Con il rischio di tutte le caricature e le approssimazioni che si rischiano nel fare delle considerazioni a caldo sull’uscita del Regno Unito dall’Unione europea c’è tuttavia la necessità di provare a fissare alcuni elementi che possono esserci utili alla riflessione.
Il primo elemento che sovrasta la notizia di oggi è la sorpresa che tale evento ha generato, sorpresa per le borse, sorpresa per le istituzioni, sorpresa per il sindacato inglese, per i governi europei, per chi si dovrebbe occupare di exit-poll. La sorpresa come elemento disvelatore della grande inadeguatezza della classe dirigente europea che al di là della rappresentanza ha una crisi di lettura dei processi reali catastrofica. Il referendum forse non dovrebbe sorprenderci così come non avrebbero dovuto farlo le elezioni italiane, di cui sono rappresentative immagini di ex sindaci basiti di fronte alla non attesa sconfitta ai ballottaggi. Non dovremmo sorprenderci che in tutta Europa si faccia forte un voto che prima che essere un voto di destra e nazionalista (certo questa componente esiste siamo ben lontani dal negarla e da negare i rischi che comporta questo swing) è un voto anti-sistema. Salta agli occhi per esempio che il Galles e con lui molti altri territori ex distretti industriali inglesi che sono stati devastati dalla crisi abbiano votato con decisione per l’uscita, anche in quelle città in cui il Labour aveva le proprie roccaforti.
Sintomo che forse aver demonizzato l’uscita dall’Unione come un dramma per i mercati finanziari non ha esattamente dato alle persone il polso del fatto che dietro a questo voto si discuteva sulla loro pelle e sulle loro condizioni di lavoro. La parte più ricca del Regno Unito vota per rimanere e tutti gli altri votano contro Bruxelles. E Bruxelles come reagisce? Imbarazzanti i primi commenti dei leaders europei che vanno dalla minimizzazione al “di fatto andiamo avanti senza di loro” al “loro non erano mai stati davvero in Europa fino adesso”. Ma se è vero che oltremanica le regole dell’unione sono sempre state annacquate da clausole di opt-out deve far riflettere ancora di più il fatto che un paese su cui l’Europa pesa relativamente sente la necessità di chiamarsi fuori dai giochi. Il rischio adesso, come dicono tutti, è quello di un effetto domino. Se possibile è anche peggio, con la crisi della socialdemocrazia che ci ha consegnato questo capolavoro politico diffuso il vero rischio è che sia sul serio la destra xenofoba e nazionalista ad intestarsi una vittoria che non è loro ma che è invece un grido di trasformazione che deve essere interpretato e raccolto.

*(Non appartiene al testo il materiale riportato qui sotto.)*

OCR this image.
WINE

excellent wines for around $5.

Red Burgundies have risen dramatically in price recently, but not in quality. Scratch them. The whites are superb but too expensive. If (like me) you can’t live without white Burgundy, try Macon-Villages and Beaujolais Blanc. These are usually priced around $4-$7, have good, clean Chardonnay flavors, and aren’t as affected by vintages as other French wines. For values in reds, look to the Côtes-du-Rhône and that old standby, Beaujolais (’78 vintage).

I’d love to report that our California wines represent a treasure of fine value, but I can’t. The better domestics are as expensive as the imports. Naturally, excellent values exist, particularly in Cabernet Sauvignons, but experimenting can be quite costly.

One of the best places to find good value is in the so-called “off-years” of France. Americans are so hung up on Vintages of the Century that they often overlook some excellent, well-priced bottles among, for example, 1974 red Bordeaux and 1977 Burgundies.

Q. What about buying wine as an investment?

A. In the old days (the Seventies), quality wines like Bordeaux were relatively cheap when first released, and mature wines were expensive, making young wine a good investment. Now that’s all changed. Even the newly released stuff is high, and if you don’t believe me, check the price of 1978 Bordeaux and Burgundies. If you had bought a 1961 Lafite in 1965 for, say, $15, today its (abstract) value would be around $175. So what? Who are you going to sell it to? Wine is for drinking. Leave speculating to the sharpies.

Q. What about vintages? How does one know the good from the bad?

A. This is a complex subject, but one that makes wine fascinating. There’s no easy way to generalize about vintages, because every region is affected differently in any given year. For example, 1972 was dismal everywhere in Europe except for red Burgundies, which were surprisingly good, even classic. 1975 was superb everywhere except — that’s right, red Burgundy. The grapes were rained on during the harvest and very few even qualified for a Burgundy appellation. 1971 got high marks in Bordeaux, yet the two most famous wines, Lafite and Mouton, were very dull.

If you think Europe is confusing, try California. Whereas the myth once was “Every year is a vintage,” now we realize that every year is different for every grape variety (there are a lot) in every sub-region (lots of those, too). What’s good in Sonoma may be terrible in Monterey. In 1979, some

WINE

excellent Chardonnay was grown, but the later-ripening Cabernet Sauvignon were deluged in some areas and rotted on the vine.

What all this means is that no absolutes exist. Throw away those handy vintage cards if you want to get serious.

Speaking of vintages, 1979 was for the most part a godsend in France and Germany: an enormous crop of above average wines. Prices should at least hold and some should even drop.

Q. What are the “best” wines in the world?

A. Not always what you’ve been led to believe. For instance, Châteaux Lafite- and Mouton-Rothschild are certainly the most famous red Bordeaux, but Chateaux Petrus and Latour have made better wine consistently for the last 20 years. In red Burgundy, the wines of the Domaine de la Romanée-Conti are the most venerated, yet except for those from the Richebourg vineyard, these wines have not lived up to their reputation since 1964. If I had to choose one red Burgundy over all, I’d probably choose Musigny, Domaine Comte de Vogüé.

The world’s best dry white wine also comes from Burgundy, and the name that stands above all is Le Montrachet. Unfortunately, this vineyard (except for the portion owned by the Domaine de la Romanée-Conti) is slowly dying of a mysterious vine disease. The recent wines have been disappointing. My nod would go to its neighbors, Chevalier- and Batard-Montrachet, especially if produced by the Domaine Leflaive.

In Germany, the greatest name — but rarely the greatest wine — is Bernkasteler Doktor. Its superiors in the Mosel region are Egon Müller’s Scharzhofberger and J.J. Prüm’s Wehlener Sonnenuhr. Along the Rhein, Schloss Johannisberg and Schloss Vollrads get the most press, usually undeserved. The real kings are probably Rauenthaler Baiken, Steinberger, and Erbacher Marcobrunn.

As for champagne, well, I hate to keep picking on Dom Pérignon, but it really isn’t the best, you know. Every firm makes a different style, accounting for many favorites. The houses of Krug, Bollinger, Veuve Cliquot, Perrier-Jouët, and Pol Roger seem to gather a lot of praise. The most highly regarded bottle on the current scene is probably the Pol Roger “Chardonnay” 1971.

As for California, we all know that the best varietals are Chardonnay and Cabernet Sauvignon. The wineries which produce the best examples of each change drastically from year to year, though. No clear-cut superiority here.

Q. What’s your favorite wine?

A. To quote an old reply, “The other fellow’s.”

L’Europa come la conoscevamo è morta: viva l’Europa.
Spetta a noi, anche al sindacato, soprattutto al sindacato, avere il coraggio di dire che una classe dirigente politica a livello europeo ha fallito, a noi sapere indicare un’alternativa costituente, a noi anche la responsabilità di indicare un percorso, un orizzonte che non sia quello dell’individualismo di protesta ma del riscatto collettivo. Stamani provocatoriamente ci chiedevamo cosa ne sarà, per fare un piccolo esempio, della nostra capacità di tenere nei comitati aziendali europei la rappresentanza dei colleghi inglesi, cosa ne sarà dei diritti del lavoro, del diritto di sciopero già pesantemente sotto attacco sui quali le direttive europee avevano seppur minimo un effetto?
Dice il proverbio: “nebbia sulla manica il continente è isolato”. Questo è il rischio per noi tutti: che la nebbia ci impedisca di cogliere la richiesta di trasformazione, rappresentanza ed evoluzione della condizione delle cittadine e dei cittadini europei. Questa trasformazione non può e non deve essere lasciata nelle mani di chi fino ad oggi ha implementato politiche suicide lontani dalle necessità delle persone e sicuramente non possiamo permetterci di lasciare spazio ai peggiori populismi e nazionalismi, d’altronde: la guerra al ribasso tra chi in Europa ha diritto a cosa e della contrapposizione tra lavoratori di ogni paese sappiamo già che il Capitale ha beneficiato e continuerà a beneficiare. A noi rivendicare un’Europa che non si fermi alla moneta unica ma che parli ai diritti delle persone e indicare come. A noi organizzare e agire il conflitto verso l’alto e non di lato.